Занони угрожал ему своим соперничеством. Занони, который, оставляя в стороне его тайные искусства и роль, которую ему приписывали, располагал по крайней мере всеми преимуществами, которые ослепляют и порабощают. Утомленный своими сомнениями, Глиндон бросился в тот светский круг, с которым познакомился в Неаполе, преимущественно состоявший из художников, как он сам, литераторов и богатых негоциантов, которые, лишенные привилегий дворянства, старались по крайней мере превзойти его великолепием. Он узнал от них множество подробностей насчет Занони, который был для них, как для всех праздных умов, предметом любопытства и предположений.
Он с удивлением заметил, что Занони разговаривал с ним по-английски с такой удивительной легкостью, что его можно было принять за англичанина. Глиндон узнал, что то же самое впечатление он производил на людей других национальностей.

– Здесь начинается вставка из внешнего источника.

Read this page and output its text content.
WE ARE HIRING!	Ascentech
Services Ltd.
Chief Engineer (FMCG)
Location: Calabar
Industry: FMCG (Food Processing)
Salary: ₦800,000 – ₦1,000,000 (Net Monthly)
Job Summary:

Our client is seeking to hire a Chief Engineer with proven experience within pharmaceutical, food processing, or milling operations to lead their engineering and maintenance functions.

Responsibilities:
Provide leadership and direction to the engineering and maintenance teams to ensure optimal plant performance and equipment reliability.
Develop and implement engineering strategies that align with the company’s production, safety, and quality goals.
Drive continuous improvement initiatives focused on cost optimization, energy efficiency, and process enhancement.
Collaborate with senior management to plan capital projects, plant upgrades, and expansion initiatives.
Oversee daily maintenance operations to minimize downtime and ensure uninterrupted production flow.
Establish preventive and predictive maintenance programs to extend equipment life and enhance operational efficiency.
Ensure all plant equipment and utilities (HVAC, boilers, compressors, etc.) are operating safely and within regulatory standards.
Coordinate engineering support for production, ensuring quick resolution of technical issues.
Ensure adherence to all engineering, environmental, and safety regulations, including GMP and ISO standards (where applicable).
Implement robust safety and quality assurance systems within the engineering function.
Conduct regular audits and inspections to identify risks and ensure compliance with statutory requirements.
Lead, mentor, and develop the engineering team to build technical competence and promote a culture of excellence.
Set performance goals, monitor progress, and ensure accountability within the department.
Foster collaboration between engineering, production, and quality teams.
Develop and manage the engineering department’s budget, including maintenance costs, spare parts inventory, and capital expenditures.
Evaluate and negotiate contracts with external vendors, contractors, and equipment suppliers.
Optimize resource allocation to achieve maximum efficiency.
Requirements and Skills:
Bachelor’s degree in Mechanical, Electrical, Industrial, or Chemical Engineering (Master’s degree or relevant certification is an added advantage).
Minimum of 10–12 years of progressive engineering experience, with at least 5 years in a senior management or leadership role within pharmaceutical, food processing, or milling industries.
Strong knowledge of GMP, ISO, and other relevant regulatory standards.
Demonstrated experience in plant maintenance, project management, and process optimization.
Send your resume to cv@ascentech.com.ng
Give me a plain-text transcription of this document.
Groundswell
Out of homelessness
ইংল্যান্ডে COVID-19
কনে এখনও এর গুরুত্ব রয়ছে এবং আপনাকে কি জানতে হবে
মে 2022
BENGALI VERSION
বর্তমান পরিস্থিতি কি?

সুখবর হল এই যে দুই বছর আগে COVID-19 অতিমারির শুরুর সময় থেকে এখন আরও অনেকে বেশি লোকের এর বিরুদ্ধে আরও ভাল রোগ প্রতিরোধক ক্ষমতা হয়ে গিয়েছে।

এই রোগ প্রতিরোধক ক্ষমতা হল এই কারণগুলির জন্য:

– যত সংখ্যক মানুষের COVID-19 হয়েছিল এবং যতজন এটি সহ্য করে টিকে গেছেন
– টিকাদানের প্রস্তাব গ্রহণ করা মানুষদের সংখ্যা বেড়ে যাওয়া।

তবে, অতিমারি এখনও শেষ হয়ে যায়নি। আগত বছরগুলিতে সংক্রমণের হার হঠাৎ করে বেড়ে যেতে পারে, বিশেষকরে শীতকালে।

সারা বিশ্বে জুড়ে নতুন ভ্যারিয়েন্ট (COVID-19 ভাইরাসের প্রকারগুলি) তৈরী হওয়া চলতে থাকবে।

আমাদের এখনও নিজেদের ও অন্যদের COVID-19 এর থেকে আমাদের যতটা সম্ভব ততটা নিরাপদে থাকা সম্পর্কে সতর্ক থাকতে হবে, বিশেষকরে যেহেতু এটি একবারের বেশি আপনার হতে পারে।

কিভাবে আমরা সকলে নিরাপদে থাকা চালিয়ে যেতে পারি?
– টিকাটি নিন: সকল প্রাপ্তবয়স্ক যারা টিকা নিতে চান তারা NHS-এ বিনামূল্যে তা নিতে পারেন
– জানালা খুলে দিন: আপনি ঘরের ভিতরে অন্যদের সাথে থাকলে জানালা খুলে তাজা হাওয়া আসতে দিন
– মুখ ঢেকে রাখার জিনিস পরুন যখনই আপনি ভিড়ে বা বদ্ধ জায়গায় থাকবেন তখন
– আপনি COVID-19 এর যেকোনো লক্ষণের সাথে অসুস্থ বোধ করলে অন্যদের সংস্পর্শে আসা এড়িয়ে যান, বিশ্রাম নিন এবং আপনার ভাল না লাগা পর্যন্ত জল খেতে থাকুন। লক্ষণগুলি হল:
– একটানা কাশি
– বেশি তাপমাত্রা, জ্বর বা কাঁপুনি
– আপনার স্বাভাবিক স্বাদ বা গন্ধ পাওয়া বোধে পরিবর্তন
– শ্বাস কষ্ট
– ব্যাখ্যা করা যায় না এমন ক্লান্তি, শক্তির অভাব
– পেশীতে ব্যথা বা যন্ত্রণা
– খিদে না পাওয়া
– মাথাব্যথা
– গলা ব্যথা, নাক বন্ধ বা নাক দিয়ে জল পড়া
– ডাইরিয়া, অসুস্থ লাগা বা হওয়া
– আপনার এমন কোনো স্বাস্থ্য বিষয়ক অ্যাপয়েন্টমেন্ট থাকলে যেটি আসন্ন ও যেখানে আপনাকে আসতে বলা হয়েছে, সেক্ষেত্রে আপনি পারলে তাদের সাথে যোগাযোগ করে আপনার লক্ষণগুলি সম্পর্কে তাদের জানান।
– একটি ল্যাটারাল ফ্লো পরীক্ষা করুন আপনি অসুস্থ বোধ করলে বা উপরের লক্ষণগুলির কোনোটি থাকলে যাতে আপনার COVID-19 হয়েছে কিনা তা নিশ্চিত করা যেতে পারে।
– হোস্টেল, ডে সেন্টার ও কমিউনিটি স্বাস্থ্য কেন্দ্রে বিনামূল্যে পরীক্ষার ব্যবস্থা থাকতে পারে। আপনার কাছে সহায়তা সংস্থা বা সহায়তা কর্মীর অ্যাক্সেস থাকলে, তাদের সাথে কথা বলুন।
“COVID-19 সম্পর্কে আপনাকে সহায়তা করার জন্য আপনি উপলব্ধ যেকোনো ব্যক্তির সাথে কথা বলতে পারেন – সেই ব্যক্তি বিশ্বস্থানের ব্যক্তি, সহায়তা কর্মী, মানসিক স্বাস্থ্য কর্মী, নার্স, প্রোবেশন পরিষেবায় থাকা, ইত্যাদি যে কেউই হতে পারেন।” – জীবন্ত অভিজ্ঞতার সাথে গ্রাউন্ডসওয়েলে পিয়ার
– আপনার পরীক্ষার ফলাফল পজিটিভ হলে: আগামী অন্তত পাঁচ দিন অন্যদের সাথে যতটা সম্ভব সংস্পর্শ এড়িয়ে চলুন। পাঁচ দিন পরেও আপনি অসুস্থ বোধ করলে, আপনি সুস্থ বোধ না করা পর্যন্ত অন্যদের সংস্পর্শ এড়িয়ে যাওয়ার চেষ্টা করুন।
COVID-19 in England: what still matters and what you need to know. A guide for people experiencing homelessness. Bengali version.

Один шведский живописец утверждал, что Занони швед, а один негоциант из Константинополя, который продавал ему свой товар, был убежден, что только турок или по крайней мере родившийся на Востоке мог так совершенно перенять мягкий азиатский выговор. Между тем во всех этих языках была легкая и почти невоспроизводимая особенность, не в произношении и не в выговоре, но в интонации, которая отличала Занони от туземцев тех стран, на языке которых он говорил.